After reviewing all the evidence in the light most favorable to the verdict, we conclude that any rational trier of fact could have found that appellant had the intent to arouse or gratify his sexual desire beyond a reasonable doubt. See Jackson, 443 U.S. at 319; Young, 14 S.W.3d at 753; see also Malik, 953 S.W.2d at 240. (2) From the testimony adduced at trial, specifically, that appellant stated, "things happen," and that his penis was "sticking up," the jury could have inferred that appellant exposed himself for his own sexual gratification or arousal. Gregory, 56 S.W.3d at 172 (citing Brown v. State, 871 S.W.2d 852, 856 (Tex. App.-Corpus Christi 1994, pet. ref'd)). In addition, after a neutral review of the evidence, we conclude the evidence is not so weak as to be clearly wrong and manifestly unjust, nor is there contrary evidence that makes the finding of guilt against the great weight and preponderance of the evidence.

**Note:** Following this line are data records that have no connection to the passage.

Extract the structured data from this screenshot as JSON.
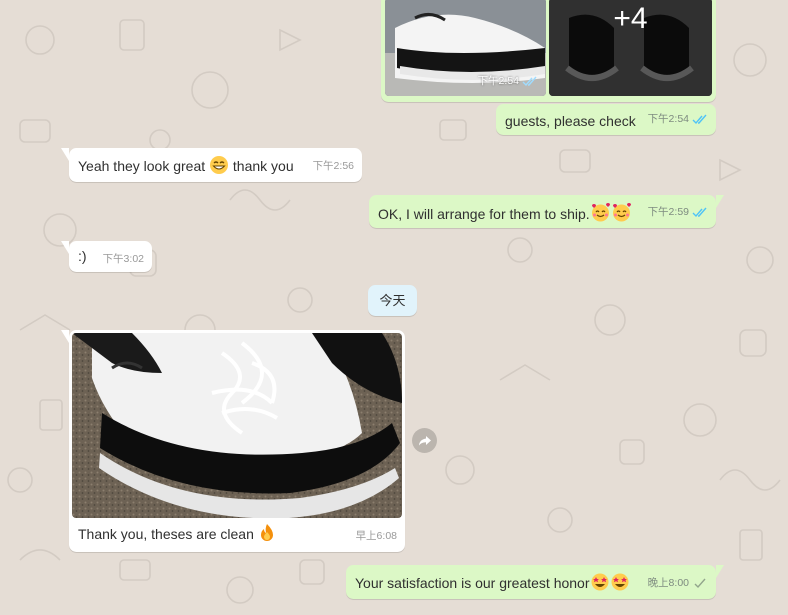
{
  "colors": {
    "outgoing_bubble": "#dcf8c6",
    "incoming_bubble": "#ffffff",
    "wallpaper": "#e5ddd5",
    "date_chip": "#e1f3fb",
    "read_ticks": "#4fc3f7"
  },
  "album": {
    "more_count_label": "+4",
    "time": "下午2:54"
  },
  "messages": [
    {
      "direction": "out",
      "text": "guests, please check",
      "time": "下午2:54",
      "ticks": "read"
    },
    {
      "direction": "in",
      "text": "Yeah they look great",
      "emoji": "beaming-face-emoji",
      "text_after": "thank you",
      "time": "下午2:56"
    },
    {
      "direction": "out",
      "text": "OK, I will arrange for them to ship.",
      "emoji": "smiling-face-with-hearts-emoji x2",
      "time": "下午2:59",
      "ticks": "read"
    },
    {
      "direction": "in",
      "text": ":)",
      "time": "下午3:02"
    },
    {
      "direction": "in",
      "type": "image",
      "caption": "Thank you, theses are clean",
      "emoji": "fire-emoji",
      "time": "早上6:08"
    },
    {
      "direction": "out",
      "text": "Your satisfaction is our greatest honor",
      "emoji": "star-struck-emoji x2",
      "time": "晚上8:00",
      "ticks": "sent"
    }
  ],
  "date_separator": "今天"
}
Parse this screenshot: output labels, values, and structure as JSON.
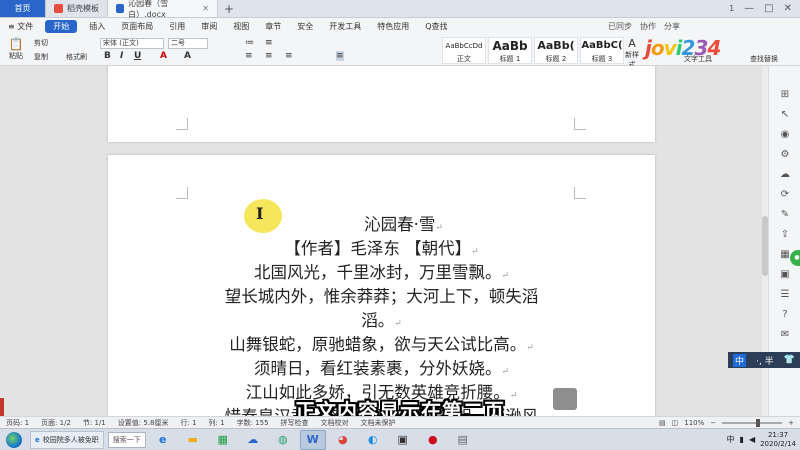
{
  "tabs": {
    "home": "首页",
    "template": "稻壳模板",
    "document": "沁园春（雪白）.docx",
    "plus": "+"
  },
  "window_controls": {
    "restore_label": "1",
    "minimize": "—",
    "maximize": "□",
    "close": "✕"
  },
  "menu": {
    "file": "≡ 文件",
    "start": "开始",
    "items": [
      "插入",
      "页面布局",
      "引用",
      "审阅",
      "视图",
      "章节",
      "安全",
      "开发工具",
      "特色应用"
    ],
    "find": "Q查找",
    "right_items": [
      "已同步",
      "协作",
      "分享"
    ]
  },
  "ribbon": {
    "paste": "粘贴",
    "cut": "剪切",
    "copy": "复制",
    "format_painter": "格式刷",
    "font_name": "宋体 (正文)",
    "font_size": "二号",
    "bold": "B",
    "italic": "I",
    "underline": "U",
    "styles": [
      {
        "preview": "AaBbCcDd",
        "label": "正文",
        "small": true
      },
      {
        "preview": "AaBb",
        "label": "标题 1",
        "small": false
      },
      {
        "preview": "AaBb(",
        "label": "标题 2",
        "small": false
      },
      {
        "preview": "AaBbC(",
        "label": "标题 3",
        "small": false
      }
    ],
    "new_style": "新样式",
    "text_tools": "文字工具",
    "find_replace": "查找替换"
  },
  "logo": {
    "letters": [
      "j",
      "o",
      "v",
      "i",
      "2",
      "3",
      "4"
    ],
    "colors": [
      "#e94b3c",
      "#f39c12",
      "#f1c40f",
      "#2ecc71",
      "#3498db",
      "#9b59b6",
      "#e74c3c"
    ]
  },
  "document": {
    "lines": [
      "沁园春·雪",
      "【作者】毛泽东 【朝代】",
      "北国风光，千里冰封，万里雪飘。",
      "望长城内外，惟余莽莽；大河上下，顿失滔",
      "滔。",
      "山舞银蛇，原驰蜡象，欲与天公试比高。",
      "须晴日，看红装素裹，分外妖娆。",
      "江山如此多娇，引无数英雄竞折腰。",
      "惜秦皇汉武，略输文采；唐宗宋祖，稍逊风"
    ],
    "paragraph_mark": "↵"
  },
  "cursor": {
    "glyph": "I"
  },
  "subtitle": "正文内容显示在第二页",
  "ime": {
    "lang": "中",
    "mode": "·, 半",
    "shirt": "👕"
  },
  "statusbar": {
    "page_number": "页码: 1",
    "pages": "页面: 1/2",
    "section": "节: 1/1",
    "settings": "设置值: 5.8厘米",
    "line": "行: 1",
    "column": "列: 1",
    "word_count": "字数: 155",
    "spell_check": "拼写检查",
    "doc_proof": "文档校对",
    "doc_protect": "文档未保护",
    "zoom": "110%"
  },
  "taskbar": {
    "window_title": "校园院多人被免职",
    "search_button": "搜索一下",
    "time": "21:37",
    "date": "2020/2/14",
    "tray_lang": "中"
  },
  "colors": {
    "accent": "#2a66c9",
    "highlight": "#f5e34a",
    "ime_bg": "#2c3e57"
  }
}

See Watson, 204 S.W.3d at 414; Johnson, 23 S.W.3d at 11; Malik, 953 S.W.2d at 240. Accordingly, we hold the evidence is legally and factually sufficient to support appellant's conviction for the offense of indecency with a child. Appellant's first and second issues are overruled.

III. Conclusion

The judgment of the trial court is affirmed.

 

_________________________

DORI CONTRERAS GARZA,

Justice

 

Do not publish.

Tex. R. App. P. 47.2(b).

Memorandum Opinion delivered and

filed this the 23rd day of August, 2007.

1. We note that although the diary was admitted into evidence at trial, J.C. was never questioned about it or its contents. And, on appeal, neither appellant nor the State discuss the diary. Nevertheless, because it was admitted as evidence, without objection, we have reviewed it and presume the jury considered it along with all of the other evidence. Of particular significance to our analysis is that J.C.'s diary contains an entry claiming that appellant was kissing her on the neck when he was in the bed with her.

2. Appellant argues that J.C.'s testimony was inconsistent with her recorded interview. Although the interview was admitted into evidence, it was not made part of the record. Notwithstanding this claim, inconsistent testimony is subject to a credibility determination which is clearly within the jury's province. Marshall v. State, 210 S.W.3d 618, 625 (Tex. Crim. App. 2006); Swearingen v. State, 101 S.W.3d 89, 97 (Tex. Crim. App. 2003) (en banc); Cain v. State, 958 S.W.2d 404, 408-09 (Tex. Crim. App. 1997).